Le sens du devoir qui, tout au long de l’histoire humaine, a bâti, défendu, reconstruit des nations, disparaît sous la plume des ex-conseillers. Toute forme de vulnérabilités humaines est ignorée dans cette vision totalisante de l’individu roi, assoiffé de sa petite liberté, ivre du pouvoir que lui accorde la surenchère législative accordant les “droits à”. L’ homme progressiste consomme sa vie et n’entend pas être frustré dans l’exercice de “son droit”.
Les progressistes ignorent que la France vient du fond des âges.
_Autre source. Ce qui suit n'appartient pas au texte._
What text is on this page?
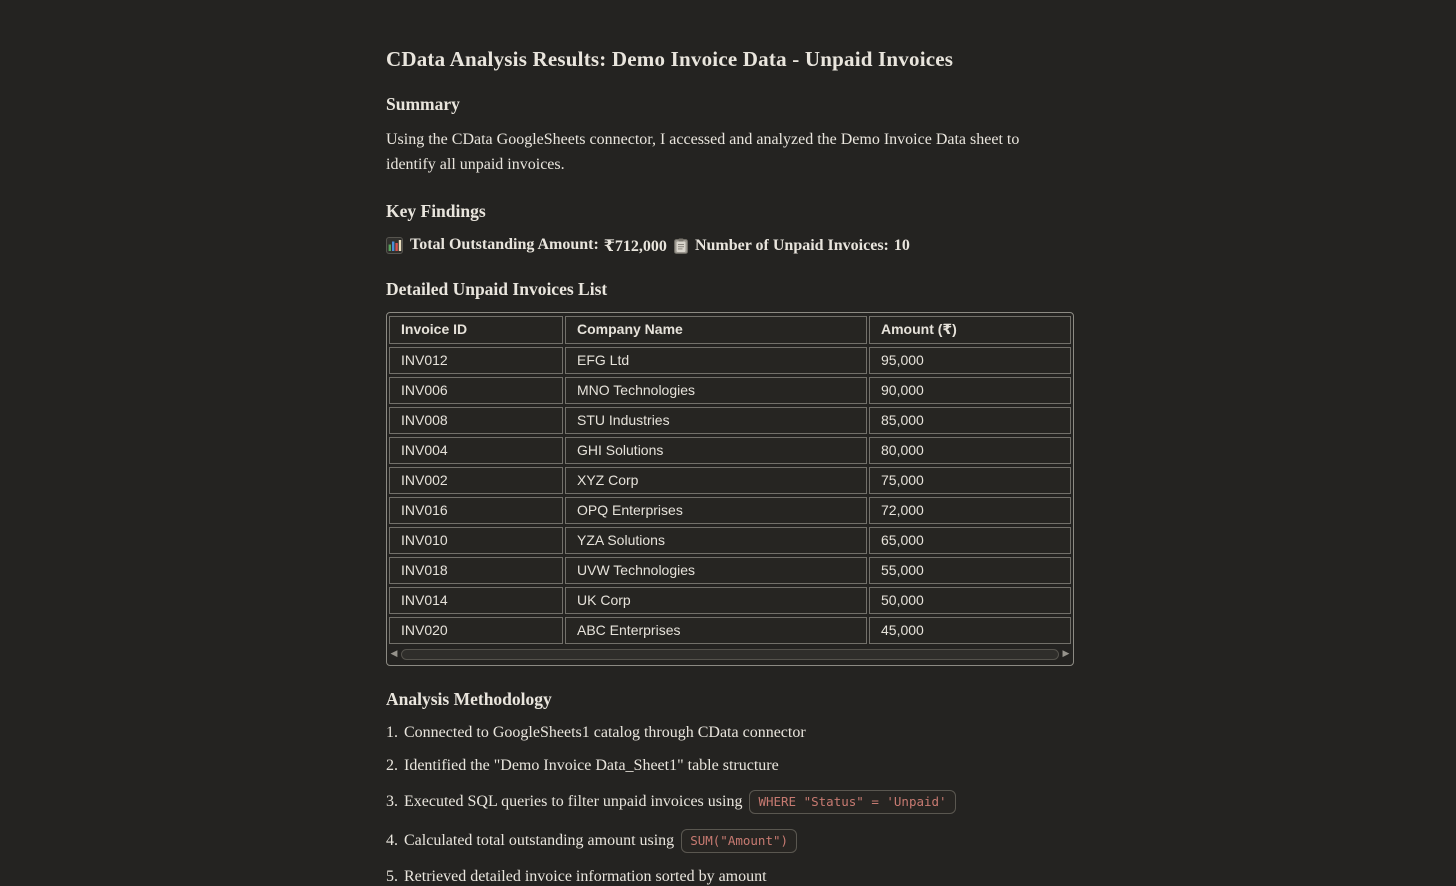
CData Analysis Results: Demo Invoice Data - Unpaid Invoices
Summary

Using the CData GoogleSheets connector, I accessed and analyzed the Demo Invoice Data sheet to identify all unpaid invoices.

Key Findings
Total Outstanding Amount: ₹712,000 Number of Unpaid Invoices: 10
Detailed Unpaid Invoices List
Invoice ID	Company Name	Amount (₹)
INV012	EFG Ltd	95,000
INV006	MNO Technologies	90,000
INV008	STU Industries	85,000
INV004	GHI Solutions	80,000
INV002	XYZ Corp	75,000
INV016	OPQ Enterprises	72,000
INV010	YZA Solutions	65,000
INV018	UVW Technologies	55,000
INV014	UK Corp	50,000
INV020	ABC Enterprises	45,000
◀	▶
Analysis Methodology
1. Connected to GoogleSheets1 catalog through CData connector
2. Identified the "Demo Invoice Data_Sheet1" table structure
3. Executed SQL queries to filter unpaid invoices using	WHERE "Status" = 'Unpaid'
4. Calculated total outstanding amount using	SUM("Amount")
5. Retrieved detailed invoice information sorted by amount
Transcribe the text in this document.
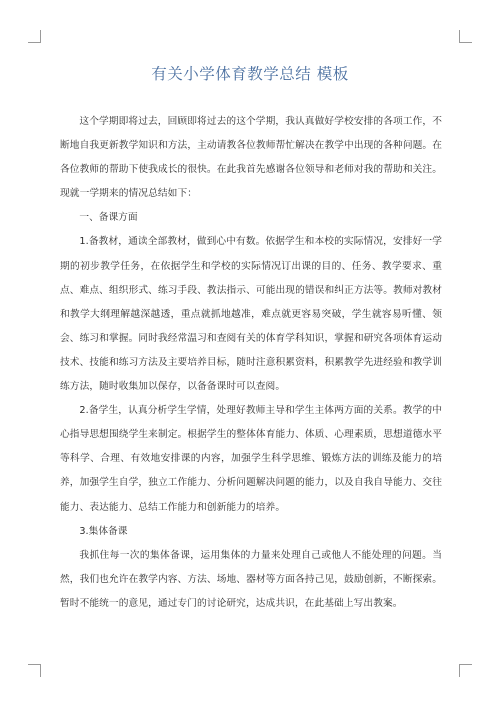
有关小学体育教学总结 模板

这个学期即将过去，回顾即将过去的这个学期，我认真做好学校安排的各项工作，不断地自我更新教学知识和方法，主动请教各位教师帮忙解决在教学中出现的各种问题。在各位教师的帮助下使我成长的很快。在此我首先感谢各位领导和老师对我的帮助和关注。现就一学期来的情况总结如下：

一、备课方面

1.备教材，通读全部教材，做到心中有数。依据学生和本校的实际情况，安排好一学期的初步教学任务，在依据学生和学校的实际情况订出课的目的、任务、教学要求、重点、难点、组织形式、练习手段、教法指示、可能出现的错误和纠正方法等。教师对教材和教学大纲理解越深越透，重点就抓地越准，难点就更容易突破，学生就容易听懂、领会、练习和掌握。同时我经常温习和查阅有关的体育学科知识，掌握和研究各项体育运动技术、技能和练习方法及主要培养目标，随时注意积累资料，积累教学先进经验和教学训练方法，随时收集加以保存，以备备课时可以查阅。

2.备学生，认真分析学生学情，处理好教师主导和学生主体两方面的关系。教学的中心指导思想围绕学生来制定。根据学生的整体体育能力、体质、心理素质，思想道德水平等科学、合理、有效地安排课的内容，加强学生科学思维、锻炼方法的训练及能力的培养，加强学生自学，独立工作能力、分析问题解决问题的能力，以及自我自导能力、交往能力、表达能力、总结工作能力和创新能力的培养。

3.集体备课

我抓住每一次的集体备课，运用集体的力量来处理自己或他人不能处理的问题。当然，我们也允许在教学内容、方法、场地、器材等方面各持己见，鼓励创新，不断探索。暂时不能统一的意见，通过专门的讨论研究，达成共识，在此基础上写出教案。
Le progressisme serait-il un totalitarisme d’un genre nouveau ? En se disant au service de l’individu libéré des structures traditionnelles qui l’auraient asservi – la nation (petite et grande patrie), la religion, la famille, l’appartenance à un corps de métier -, le progressisme n’a-t-il pas pour projet d’achever l’atomisation de l’homme postmoderne? L’isoler pour mieux l’intégrer au troupeau d’individus où chacun croira à sa singularité car il ne porte pas exactement le même numéro que son voisin. « L’homme d’autrefois ne ressemblait pas à celui d’aujourd’hui – écrivait Bernanos en 1946 -, il n’eût jamais appartenu aux troupeaux que nous voyons s’avancer tristement les uns contre les autres, en masses immenses derrière leurs machines: chacun avec ses consignes, son idéologie, ses slogans, et répétant jusqu’à la fin avec la même résignation imbécile, la même conviction mécanique : “C’est pour mon bien… c’est pour mon bien. ” »
Les progressistes ignorent que la France « vient du fond des âges » comme l’écrivait de Gaulle. Si les moutons se réveillent, que la révolte contre leur condition leur fait retrouver le chemin du collectif, le troupeau entamera sa course ravageuse. Nos bergers progressistes devraient craindre le réveil des moutons.